The role of liquidity bridges in maximising a broker’s success
Author: Marcus Ingram
Liquidity bridges are the glue between liquidity providers and trading platforms at the centre of a broker’s operations.
It’s the centrepiece for the most important element for your traders: execution.
When deciding what makes the most sense for your brokerage, there are a few options: Platform Gateway, Liquidity Provider’s Connectivity, or your own Liquidity Bridge.
All these options have their merits, but if any of the below cases seem familiar, it might be time to consider the latter more seriously.
You are using multiple platforms and/or liquidity providers
It is a huge convenience to manage everything from one place: analysing cross-platform data and exposure.

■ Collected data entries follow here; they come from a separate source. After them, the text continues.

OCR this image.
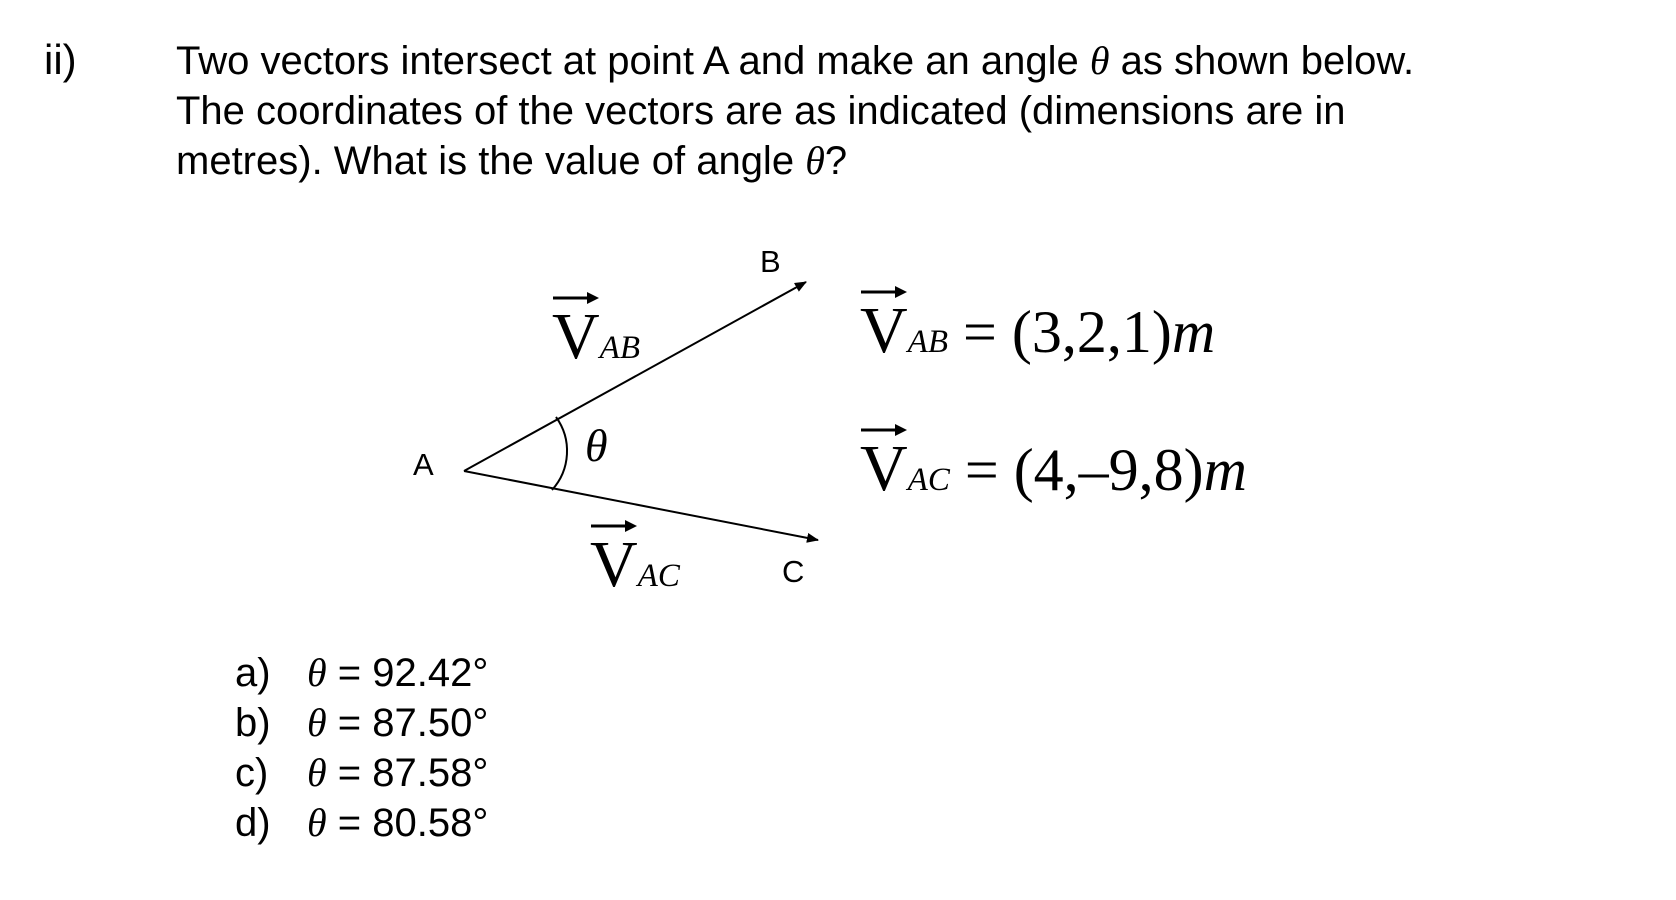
ii) Two vectors intersect at point A and make an angle θ as shown below.
The coordinates of the vectors are as indicated (dimensions are in
metres). What is the value of angle θ?
A
B
C
θ
VAB
VAC
VAB = (3,2,1)m
VAC = (4,–9,8)m
a) θ = 92.42°
b) θ = 87.50°
c) θ = 87.58°
d) θ = 80.58°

Especially as you scale, liquidity bridges allow you to optimise the core of your operations, namely:
- Pricing
- Risk management
- Client experience
Having a liquidity bridge allows you to take advantage of all the benefits of having a multi-LP structure. At TFB, we have 6 types of aggregation, ensuring the best pricing is used for each order. Combining this with managing margins and swaps across liquidity sources means the broker can save on costs while improving the end client’s experience.

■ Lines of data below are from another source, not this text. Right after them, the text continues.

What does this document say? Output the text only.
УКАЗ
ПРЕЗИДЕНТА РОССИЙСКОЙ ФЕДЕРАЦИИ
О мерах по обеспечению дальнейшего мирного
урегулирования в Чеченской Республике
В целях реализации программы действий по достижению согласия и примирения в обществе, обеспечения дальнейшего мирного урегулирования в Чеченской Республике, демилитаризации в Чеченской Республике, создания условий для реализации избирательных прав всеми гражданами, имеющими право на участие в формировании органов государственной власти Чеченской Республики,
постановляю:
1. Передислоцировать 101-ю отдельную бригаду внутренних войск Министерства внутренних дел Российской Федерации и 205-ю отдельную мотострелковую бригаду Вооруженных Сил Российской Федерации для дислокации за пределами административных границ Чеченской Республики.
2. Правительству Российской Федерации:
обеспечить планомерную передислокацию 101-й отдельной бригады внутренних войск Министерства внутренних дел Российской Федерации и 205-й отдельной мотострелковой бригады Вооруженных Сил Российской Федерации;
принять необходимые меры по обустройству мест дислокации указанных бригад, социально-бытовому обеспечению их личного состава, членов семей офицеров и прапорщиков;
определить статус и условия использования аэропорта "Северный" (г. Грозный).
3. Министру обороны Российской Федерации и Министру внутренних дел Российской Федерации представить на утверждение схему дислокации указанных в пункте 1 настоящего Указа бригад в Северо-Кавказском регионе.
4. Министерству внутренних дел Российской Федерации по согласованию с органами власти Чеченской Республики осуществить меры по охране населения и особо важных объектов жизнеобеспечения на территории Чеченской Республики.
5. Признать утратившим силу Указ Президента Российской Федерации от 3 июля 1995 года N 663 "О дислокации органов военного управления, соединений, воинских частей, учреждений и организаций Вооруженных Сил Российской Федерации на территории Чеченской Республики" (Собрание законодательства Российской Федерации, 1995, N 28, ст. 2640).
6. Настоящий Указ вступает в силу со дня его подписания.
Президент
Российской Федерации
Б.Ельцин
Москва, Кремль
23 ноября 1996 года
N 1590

A good liquidity bridging system is also core to a reliable and robust trading environment by setting backup feeding and execution. This creates an environment your traders will love: fast and reliable execution with the best pricing.
You are looking to improve your risk management
Advanced risk management and optimising your current book are some of the best ways to scale as a broker. There are several ways a liquidity bridge can help here.
It’s becoming increasingly important for brokers to manage risks proactively. Scheduling and profiles in Trade Processor make it easy to mitigate risks and extract maximum value from foreseeable market events. The most common example is monetary policy events, where TFB partners have the luxury of tweaking order routing and spreads to match the expected volatility.
Responding well and promptly to the risks we can't always anticipate is equally crucial. In Trade Processor, brokers can manage their flow both on the fly using the A/B risk tool or even completely automate this process with automated switches.
Flagging potential risks is equally important, so we created Brokerage Business Intelligence (BBI). BBI creates custom alerts and reports based on trading activity that could pose a risk. In the fast-paced environment of financial markets, being notified and able to react in real time is critical.
Book risk may be central, but it’s not the only consideration. The big picture is that leverage, swaps, server stability, and trader protection also play a role. That’s why it's essential to choose the right provider with experience and solutions covering all facets of effective risk management.
You want to become a market maker
Conventional wisdom, partly taken from the name, is that a liquidity bridge’s primary use is for Straight-Through Processing (STP) of trades. However, the Trade Processor is also a comprehensive solution for both prime and B-book brokers alike.
The execution engine allows liquidity providers to offer ultra-low latency execution and private aggregation pools tailored to each client. Those looking for an even more custom approach can create their own unique pairs and indices using the synthetics.
As the industry shifts and expands to new trading platforms, a liquidity bridge becomes increasingly important for working as a translator and a common portal for all of these platforms. Flexibility has become vital, and our FIX API platform makes it easy to create new sessions for clients who prefer margin engines and those using Web/MT5 coverage accounts. Liquidity providers can use the FIX API platform to offer their services to new clients, and they can use a private web cabinet for each taker connection.
Final thoughts
We can take inspiration from marginal gains and how the small details matter. Minor improvements, whether to execution speed, risk management, pricing, or any aspect of the trading experience, can make a big difference in the aggregate. Choosing the right bridge will compound these improvements, leading to overall operational improvements and happy clients.